Le trasformazioni dei costumi, il benessere, la laicità dello Stato e un relativismo etico, molto veloce, hanno modificato gli aspetti qualitativi dell’essere umano (anima, spirito, etica, morale, affettività), deteminando quelli quantitativi (ambizione, velocità, avidità, immodestia e competizione, spesso, disumana).
La bellezza salverà il mondo?
Penso che la bellezza sia, definitivamente, deturpata e che il mondo prosegua nella sua scellerata e, forse, meravigliosa corsa verso l’ignoto. Qui entriamo nei territori dell’insondabile.

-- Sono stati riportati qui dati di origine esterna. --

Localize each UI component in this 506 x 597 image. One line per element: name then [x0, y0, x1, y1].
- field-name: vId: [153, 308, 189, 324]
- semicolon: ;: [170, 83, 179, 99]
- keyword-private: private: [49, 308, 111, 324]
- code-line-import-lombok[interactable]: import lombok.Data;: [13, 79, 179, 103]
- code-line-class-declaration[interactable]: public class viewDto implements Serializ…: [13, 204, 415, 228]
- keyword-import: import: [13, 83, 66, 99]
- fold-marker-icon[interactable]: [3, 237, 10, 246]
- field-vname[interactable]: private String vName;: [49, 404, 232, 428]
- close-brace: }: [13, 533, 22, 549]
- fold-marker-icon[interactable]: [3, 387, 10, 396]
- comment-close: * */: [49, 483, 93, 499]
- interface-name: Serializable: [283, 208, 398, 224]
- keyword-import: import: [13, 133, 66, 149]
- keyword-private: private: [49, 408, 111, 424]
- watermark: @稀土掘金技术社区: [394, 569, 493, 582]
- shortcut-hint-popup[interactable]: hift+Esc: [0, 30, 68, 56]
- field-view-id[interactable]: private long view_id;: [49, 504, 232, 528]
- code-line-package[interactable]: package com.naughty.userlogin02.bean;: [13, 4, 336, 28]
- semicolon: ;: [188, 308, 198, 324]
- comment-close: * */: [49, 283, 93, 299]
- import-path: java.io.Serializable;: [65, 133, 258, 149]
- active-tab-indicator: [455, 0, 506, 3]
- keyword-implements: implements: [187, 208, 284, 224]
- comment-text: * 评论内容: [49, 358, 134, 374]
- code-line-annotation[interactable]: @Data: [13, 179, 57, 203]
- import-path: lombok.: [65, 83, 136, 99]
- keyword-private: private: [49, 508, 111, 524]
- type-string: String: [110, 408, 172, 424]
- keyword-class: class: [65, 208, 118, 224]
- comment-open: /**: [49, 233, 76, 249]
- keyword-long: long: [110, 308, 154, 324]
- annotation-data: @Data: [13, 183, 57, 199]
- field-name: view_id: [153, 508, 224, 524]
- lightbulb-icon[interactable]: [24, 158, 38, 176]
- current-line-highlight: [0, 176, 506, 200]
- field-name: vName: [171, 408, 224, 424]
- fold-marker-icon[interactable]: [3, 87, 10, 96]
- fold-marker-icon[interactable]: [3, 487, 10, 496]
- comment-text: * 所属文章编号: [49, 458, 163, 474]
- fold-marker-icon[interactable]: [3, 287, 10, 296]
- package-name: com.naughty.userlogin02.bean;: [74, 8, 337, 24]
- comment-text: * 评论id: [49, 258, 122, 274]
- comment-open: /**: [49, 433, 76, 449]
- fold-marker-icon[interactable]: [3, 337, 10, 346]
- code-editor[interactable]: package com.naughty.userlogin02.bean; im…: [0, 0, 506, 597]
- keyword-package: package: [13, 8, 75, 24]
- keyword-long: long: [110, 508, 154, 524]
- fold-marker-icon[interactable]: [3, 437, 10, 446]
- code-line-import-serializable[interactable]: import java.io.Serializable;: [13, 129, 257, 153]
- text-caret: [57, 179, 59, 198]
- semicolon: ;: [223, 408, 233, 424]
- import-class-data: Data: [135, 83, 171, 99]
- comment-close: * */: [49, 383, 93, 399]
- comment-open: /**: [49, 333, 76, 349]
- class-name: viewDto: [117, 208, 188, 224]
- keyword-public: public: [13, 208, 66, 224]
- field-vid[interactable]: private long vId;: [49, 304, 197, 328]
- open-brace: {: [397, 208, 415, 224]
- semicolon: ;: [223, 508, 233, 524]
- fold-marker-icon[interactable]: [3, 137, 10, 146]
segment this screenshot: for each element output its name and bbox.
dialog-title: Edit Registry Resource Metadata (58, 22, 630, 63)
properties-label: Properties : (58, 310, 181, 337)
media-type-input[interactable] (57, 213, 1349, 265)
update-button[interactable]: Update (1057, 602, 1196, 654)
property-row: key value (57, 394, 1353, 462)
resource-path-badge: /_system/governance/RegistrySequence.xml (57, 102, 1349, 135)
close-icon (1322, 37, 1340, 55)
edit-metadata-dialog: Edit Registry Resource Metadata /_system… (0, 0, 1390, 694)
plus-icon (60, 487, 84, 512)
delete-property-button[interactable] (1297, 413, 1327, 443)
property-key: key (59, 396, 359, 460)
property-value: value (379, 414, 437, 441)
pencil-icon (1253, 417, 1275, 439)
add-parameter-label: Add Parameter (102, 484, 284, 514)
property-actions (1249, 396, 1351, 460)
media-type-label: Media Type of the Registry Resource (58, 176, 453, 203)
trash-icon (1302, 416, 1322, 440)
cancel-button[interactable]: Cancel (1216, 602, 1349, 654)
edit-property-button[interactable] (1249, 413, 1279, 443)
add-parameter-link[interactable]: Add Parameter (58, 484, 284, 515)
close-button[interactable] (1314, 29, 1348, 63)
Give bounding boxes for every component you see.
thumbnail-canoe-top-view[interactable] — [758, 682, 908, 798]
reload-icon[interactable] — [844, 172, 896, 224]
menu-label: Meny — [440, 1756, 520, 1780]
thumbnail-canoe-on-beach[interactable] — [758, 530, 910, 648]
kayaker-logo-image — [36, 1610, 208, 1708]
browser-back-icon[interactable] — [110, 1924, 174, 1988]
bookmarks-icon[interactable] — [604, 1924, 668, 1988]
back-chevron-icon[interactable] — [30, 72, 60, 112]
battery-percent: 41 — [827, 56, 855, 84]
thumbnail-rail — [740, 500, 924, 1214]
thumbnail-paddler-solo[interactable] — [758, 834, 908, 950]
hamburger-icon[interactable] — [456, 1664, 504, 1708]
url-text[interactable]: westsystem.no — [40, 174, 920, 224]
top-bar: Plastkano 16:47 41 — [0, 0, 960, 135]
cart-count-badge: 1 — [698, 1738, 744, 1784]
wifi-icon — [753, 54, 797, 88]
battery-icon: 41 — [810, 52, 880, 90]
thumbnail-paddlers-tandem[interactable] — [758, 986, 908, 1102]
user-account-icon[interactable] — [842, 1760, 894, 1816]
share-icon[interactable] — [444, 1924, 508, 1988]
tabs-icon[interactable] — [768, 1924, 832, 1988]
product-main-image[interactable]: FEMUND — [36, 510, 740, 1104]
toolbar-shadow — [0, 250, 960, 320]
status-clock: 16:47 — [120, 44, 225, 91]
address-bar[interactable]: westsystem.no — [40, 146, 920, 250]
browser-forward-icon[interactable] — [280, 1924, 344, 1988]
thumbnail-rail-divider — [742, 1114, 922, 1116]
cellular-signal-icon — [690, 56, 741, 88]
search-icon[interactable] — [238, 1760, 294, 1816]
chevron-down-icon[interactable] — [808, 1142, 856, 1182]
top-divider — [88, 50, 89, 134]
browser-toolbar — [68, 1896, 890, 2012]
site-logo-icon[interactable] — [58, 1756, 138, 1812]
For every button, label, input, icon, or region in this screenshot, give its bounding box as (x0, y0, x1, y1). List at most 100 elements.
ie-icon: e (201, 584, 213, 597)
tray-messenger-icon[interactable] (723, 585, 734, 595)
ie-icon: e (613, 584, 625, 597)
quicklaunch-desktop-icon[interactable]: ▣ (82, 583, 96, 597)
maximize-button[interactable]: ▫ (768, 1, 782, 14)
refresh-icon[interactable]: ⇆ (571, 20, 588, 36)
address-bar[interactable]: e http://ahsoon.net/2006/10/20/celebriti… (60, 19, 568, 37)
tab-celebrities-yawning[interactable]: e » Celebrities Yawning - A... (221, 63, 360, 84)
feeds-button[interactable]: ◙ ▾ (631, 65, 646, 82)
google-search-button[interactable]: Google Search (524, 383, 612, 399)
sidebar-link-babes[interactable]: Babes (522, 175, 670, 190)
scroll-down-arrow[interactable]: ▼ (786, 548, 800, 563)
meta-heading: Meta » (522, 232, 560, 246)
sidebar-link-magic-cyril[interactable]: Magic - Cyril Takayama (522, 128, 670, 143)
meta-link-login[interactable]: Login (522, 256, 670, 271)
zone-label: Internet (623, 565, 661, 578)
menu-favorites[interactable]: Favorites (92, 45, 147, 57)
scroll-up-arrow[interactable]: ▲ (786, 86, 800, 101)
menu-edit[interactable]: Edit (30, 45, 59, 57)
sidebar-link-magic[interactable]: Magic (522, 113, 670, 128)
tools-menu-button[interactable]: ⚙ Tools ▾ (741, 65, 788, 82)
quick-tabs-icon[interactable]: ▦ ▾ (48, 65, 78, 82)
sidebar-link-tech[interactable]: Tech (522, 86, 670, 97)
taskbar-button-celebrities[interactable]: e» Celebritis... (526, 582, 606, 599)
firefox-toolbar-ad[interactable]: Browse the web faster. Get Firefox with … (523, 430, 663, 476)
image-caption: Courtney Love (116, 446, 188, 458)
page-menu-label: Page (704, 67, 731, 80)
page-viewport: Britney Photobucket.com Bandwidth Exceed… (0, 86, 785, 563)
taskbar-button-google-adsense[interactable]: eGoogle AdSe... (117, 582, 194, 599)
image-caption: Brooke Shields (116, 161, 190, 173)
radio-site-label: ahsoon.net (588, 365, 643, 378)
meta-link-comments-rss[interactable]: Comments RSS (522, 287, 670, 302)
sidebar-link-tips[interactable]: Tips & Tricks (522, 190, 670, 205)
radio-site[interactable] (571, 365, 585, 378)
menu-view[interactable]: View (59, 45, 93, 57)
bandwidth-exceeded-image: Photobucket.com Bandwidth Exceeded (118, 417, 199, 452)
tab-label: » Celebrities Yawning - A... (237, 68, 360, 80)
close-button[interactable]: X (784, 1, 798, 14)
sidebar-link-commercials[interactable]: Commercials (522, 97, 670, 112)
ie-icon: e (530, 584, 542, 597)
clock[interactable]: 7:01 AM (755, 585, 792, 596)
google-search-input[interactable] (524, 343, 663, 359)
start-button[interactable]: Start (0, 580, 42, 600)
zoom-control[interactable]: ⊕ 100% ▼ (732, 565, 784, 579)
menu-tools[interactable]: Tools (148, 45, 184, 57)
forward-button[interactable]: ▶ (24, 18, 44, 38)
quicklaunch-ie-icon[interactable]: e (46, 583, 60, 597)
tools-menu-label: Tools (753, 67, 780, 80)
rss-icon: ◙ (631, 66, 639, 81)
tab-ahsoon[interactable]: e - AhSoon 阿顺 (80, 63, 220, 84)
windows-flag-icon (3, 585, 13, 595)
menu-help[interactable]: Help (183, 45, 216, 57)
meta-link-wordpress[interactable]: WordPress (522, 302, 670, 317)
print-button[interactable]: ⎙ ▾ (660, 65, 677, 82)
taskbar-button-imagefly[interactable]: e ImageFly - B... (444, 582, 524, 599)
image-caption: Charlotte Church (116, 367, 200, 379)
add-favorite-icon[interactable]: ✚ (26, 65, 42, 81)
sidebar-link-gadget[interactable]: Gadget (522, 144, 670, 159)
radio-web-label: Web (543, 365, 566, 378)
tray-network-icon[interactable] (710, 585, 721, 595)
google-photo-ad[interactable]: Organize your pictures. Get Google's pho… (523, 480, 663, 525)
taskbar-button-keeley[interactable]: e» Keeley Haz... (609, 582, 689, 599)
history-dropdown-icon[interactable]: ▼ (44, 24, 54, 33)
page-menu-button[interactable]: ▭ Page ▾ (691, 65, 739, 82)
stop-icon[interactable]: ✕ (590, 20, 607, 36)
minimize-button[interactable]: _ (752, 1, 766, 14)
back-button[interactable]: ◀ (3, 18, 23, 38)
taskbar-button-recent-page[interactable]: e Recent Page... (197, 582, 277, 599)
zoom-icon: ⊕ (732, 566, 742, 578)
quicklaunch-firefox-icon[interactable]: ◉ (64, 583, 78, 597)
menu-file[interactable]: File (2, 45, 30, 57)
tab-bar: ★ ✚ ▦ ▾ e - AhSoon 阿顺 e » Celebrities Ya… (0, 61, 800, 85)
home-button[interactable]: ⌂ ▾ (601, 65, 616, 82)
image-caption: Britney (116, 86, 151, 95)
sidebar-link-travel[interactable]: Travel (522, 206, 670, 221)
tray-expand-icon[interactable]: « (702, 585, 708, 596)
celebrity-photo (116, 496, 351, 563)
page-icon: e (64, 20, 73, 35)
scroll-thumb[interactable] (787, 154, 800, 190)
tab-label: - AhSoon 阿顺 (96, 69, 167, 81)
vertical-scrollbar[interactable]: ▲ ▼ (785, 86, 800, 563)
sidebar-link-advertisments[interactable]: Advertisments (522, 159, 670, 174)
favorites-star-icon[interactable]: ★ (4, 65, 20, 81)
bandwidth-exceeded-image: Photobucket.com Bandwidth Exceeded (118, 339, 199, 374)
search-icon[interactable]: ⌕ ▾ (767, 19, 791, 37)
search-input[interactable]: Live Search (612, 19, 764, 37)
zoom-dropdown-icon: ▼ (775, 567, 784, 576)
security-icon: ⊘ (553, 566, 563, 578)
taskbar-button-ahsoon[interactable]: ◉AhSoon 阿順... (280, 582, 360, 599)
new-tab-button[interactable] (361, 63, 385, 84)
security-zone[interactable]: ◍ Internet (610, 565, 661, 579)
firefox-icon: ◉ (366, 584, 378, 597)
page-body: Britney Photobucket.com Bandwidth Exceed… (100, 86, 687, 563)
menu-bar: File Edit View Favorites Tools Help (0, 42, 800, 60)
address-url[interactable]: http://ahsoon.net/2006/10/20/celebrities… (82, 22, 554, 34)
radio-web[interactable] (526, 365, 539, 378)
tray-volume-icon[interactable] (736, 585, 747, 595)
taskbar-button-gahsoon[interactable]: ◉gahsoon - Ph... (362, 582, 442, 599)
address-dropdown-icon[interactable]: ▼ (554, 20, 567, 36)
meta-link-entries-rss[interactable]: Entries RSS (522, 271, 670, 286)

Qual è l’ultimo libro che hai letto e il libro che tutti dovremmo leggere?
Ho letto, consigliatomi da mio marito, “Trattato sulla tolleranza” di Voltaire, grande manifesto per il valore e la libertà universale della tolleranza religiosa.
Puoi commentare questa celebre frase dello scrittore Gesualdo Bufalino: un esercito di maestri elementari sconfiggerà la mafia…
Bufalino, forse, esagera. Abbiamo molti illustri professori al potere, provenienti da ogni ambito culturale ed universitario d’Italia, con curricula poderosi e internazionali, eppure, non mi sembra che le criminalità organizzate, siano state sconfitte o, quantomeno, ridimensionate, anzi, le troviamo a condividere ruoli e gestioni della Res Pubblica! Pur non di meno, essi, i maestri, continuano a costituire gocce di acqua pulita, per i mari inquinati della società!
Quali sono i tuoi progetti per il futuro?
I miei progetti? Raggiungere, sempre che me lo consentano, uno straccio di pensione! Dopo di che, potrò, serenamente, valutare qualsiasi ipotesi o progetto, sempre, legato all’attività didattica.